Как-то еще с вечера Хэ Пхари побрился, приготовил костюм, а утром, уходя, сказал Эсуги, что идет забирать платье. В доме наступила тишина. Эсуги подошла к многоликому Будде, склонила голову. Небо не хочет понять, как ей трудно. Может, всевидящий отзовется, поможет, посочувствует. Ведь пакетики, хранящиеся в его голове, облегчают недуг матери. Эсуги опустилась на колени, стала просить, чтобы Будда помог разыскать Юсэка. И тотчас за стеной затявкала собака.
Воровато просунув в дверь голову, Юсэк окликнул ее. Эсуги вздрогнула. Она не могла ошибиться: это был его голос! Сложив на груди руки, она стала благодарить Будду и клясться, что отныне будет верить только в него. Обернувшись, она увидела Юсэка. Он стоял растерянный и жалкий. Эсуги сама подошла к нему, сама взяла его руку:
– Просила Будду найти тебя, и он нашел! Почему я раньше не подумала о нем? – Она попыталась улыбнуться. Улыбка получилась грустной.
Заметив это, Юсэк спросил:
– Ты огорчена? Но я не уйду. Я искал тебя все это время. А когда нашел… Ты должна сказать правду: зачем ты живешь в доме богатого господина? – Заметив, как ей трудно ответить на этот вопрос, он не стал допытываться, только решительно сказал: – Мы сейчас же уйдем отсюда! Отец тоже ждет тебя.
Эсуги кивнула головой и засмеялась звонко, совсем по-детски. И сама она в эту минуту была той веселой девочкой, какой ее знал Юсэк.

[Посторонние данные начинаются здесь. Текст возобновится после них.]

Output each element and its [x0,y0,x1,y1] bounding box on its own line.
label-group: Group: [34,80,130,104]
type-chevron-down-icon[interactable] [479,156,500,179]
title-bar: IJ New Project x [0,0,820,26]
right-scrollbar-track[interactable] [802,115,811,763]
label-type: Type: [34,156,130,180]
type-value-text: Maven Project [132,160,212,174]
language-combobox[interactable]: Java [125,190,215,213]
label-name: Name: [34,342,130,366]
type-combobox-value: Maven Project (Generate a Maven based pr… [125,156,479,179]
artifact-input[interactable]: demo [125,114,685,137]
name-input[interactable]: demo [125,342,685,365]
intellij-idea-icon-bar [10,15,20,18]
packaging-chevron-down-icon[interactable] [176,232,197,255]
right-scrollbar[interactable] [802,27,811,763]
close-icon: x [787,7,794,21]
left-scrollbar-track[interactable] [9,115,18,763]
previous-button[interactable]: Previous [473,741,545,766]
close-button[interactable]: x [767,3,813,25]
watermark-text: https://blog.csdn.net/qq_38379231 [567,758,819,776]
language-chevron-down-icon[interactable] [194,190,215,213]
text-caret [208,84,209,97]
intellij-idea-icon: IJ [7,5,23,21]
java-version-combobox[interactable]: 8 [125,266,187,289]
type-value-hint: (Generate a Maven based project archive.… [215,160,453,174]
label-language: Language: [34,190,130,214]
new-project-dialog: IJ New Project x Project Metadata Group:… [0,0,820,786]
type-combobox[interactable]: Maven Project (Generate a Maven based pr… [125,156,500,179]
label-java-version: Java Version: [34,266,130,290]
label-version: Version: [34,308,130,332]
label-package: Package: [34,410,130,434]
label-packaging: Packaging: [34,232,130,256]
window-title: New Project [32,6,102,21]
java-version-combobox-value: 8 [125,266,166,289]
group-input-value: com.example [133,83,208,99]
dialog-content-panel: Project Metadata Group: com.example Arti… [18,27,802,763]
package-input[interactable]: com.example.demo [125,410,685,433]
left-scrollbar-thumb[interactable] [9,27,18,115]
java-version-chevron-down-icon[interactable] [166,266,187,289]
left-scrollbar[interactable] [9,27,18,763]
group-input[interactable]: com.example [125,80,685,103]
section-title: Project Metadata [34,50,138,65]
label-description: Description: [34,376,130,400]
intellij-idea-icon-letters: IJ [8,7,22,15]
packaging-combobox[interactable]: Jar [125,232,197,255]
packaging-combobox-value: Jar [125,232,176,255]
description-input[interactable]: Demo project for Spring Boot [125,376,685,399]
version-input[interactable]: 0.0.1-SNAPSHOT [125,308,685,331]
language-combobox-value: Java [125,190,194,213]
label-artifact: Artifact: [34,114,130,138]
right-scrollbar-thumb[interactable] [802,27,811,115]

Они вышли из дому, прошли двор. Возле ворот Эсуги остановилась, отняла руку.
– Я не пойду, – сказала она в страхе. – Нет, я не смею уйти.
– Почему? – спросил Юсэк. – Чего ты боишься?
– Мне страшно оставаться здесь, – сказала Эсуги. – Но уйти я тоже не могу. Если я посмею это сделать – моя омони окажется в тюрьме.
К удивлению Эсуги, эти слова не огорчили – обрадовали Юсэка. Он даже подпрыгнул на месте:
– Значит, мой отец сказал правду! А я такое подумал! Прости меня, что плохо о тебе мог подумать. Простишь?
Эсуги кивнула.
– А потом, – не унимался Юсэк, – потом, когда отработаешь долги, ты вернешься к омони?
– Да, Юсэк, – сказала она неуверенно и, чтобы не расплакаться, хотела убежать в дом.
Но Юсэк удержал ее:
– Ты плачешь, Эсуги? Ты что-то таишь от меня?
– Тебе лучше уйти, – сказала она, тревожно глянув на ворота, – Господин ювелир не любит в своем доме чужих.
– А я не уйду, – сказал Юсэк. – Мне тоже не нравится, что ты живешь здесь… может быть, ты сама этого хочешь?
Увидев гневные глаза Эсуги, он сразу успокоился.
– Я пойду, – сказал он, – не сердись, Эсуги.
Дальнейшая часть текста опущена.